Long distance friendships is a topic near and dear to my heart as I have relocated two times in my life: once from Boston to Seattle and again from Seattle, U.S.A. to Toronto, Ontario, Canada. By far the most difficult part of moving for me was being faraway from my friends and the challenges were (are):
- No more easy phone calling.
- No longer seeing friends regularly
- No more spontaneous plans.
- Figuring out the long-distance phone thing with time-zone differences and calling across borders!
Nothing makes the earth seem so spacious as to have friends at a distance; they make the latitudes and longitudes. ~ Henry David Thoreau
Making a residential move to a new city (and country) was a big shift. My friends and I all had to adjust to the change. I am incredibly grateful to those friends who have put up with my bumbling around as I figured out how to stay connected and how to visit with everyone when in town.
Here are some of the things I have learned along the way:
- Maintaining friendships from afar is challenging at times and there are many things that influence how we maintain friendships at a distance,
- How rewarding long-time, long-distance friendships can be,
- The positive impact of a friend’s phone calls, even if they could not get through and had to leave a message. I love hearing messages from friends,
- Writing letters is not a completely lost art,
- Social media is just one-way to stay in touch (though I personally would not totally depend on it!),
- The importance of contacting a friend if that person pops into your mind!

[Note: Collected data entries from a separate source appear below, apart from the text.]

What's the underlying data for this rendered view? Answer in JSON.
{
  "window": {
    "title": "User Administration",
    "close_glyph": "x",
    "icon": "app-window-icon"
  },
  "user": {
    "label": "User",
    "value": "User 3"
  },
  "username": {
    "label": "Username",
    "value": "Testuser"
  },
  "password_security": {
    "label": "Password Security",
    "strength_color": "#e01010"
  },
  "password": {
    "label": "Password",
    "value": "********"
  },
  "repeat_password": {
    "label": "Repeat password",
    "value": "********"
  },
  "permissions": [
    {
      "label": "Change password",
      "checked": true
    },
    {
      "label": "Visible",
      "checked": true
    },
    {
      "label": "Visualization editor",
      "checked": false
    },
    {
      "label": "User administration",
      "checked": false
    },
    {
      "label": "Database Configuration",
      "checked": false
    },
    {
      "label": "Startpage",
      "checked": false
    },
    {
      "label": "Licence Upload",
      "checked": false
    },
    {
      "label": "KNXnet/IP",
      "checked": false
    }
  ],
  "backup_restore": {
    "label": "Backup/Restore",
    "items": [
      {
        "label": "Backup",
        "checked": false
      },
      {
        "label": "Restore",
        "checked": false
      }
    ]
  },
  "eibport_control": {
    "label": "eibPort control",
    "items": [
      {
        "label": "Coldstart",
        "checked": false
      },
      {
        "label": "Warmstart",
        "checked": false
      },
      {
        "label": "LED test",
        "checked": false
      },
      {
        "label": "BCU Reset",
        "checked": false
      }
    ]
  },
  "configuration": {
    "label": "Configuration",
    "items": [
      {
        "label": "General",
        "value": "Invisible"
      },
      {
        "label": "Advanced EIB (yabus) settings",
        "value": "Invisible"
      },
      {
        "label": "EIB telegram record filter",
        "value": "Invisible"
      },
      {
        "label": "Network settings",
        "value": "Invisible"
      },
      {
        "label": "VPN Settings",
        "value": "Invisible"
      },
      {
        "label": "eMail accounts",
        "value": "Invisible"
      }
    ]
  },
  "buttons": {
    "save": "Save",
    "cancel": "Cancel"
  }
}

- And, friendships will shift and change with distance and, sadly, some will end.
It is so easy to get busy and to lose touch with friends. Even if we do lose touch, we can still keep each other in our thoughts, minds and hearts. And we can reach out even if it has been a long, long time since our last conversation. This, I find, is sometimes difficult for people. Perhaps guilt creeps in about not keeping in touch and keeps us in the cycle of not staying in touch, or else unspoken feelings build up with no place to go and the friendship fades away. We do have a choice in these moments: to connect or not.
Catching up with friends at a distance can take on many forms. Some of the learning in adjusting to being far apart is around how friends want to stay in touch:
- Some friends want to talk by phone, others via email,
- Some primarily use Facebook or other forms of social media,
- Some prefer to use Skype or Facetime.
- Others want to write cards and letters.
The key for me has been to get comfortable with what works in each friendship. What I have found is that once I begin to make new friends in the new location, the challenge increases to build these new friendships while maintaining and continuing to deepen the older ones.
I have certainly felt as though I let the ball drop more than once and this is where forgiveness, understanding and have been helpful and important. For me, it is also about trust. Trust includes trusting that our bond is strong and can withstand the distance, and trusting that we can communicate how we are feeling and work through the bumps along the way.
Once the realization is accepted that even between the closest human beings infinite distances continue, a wonderful living side by side can grow, if they succeed in loving the distance between them which makes it possible for each to see the other whole against the sky. ~ Rainer Maria Rilke
Questions to ponder:
- What happened to your friendships when you or your friend moved away?
- How do (did) you deal with distance in your friendships?
- What strategies have you found helpful?
- What can help you deepen or build your long-distance friendships now?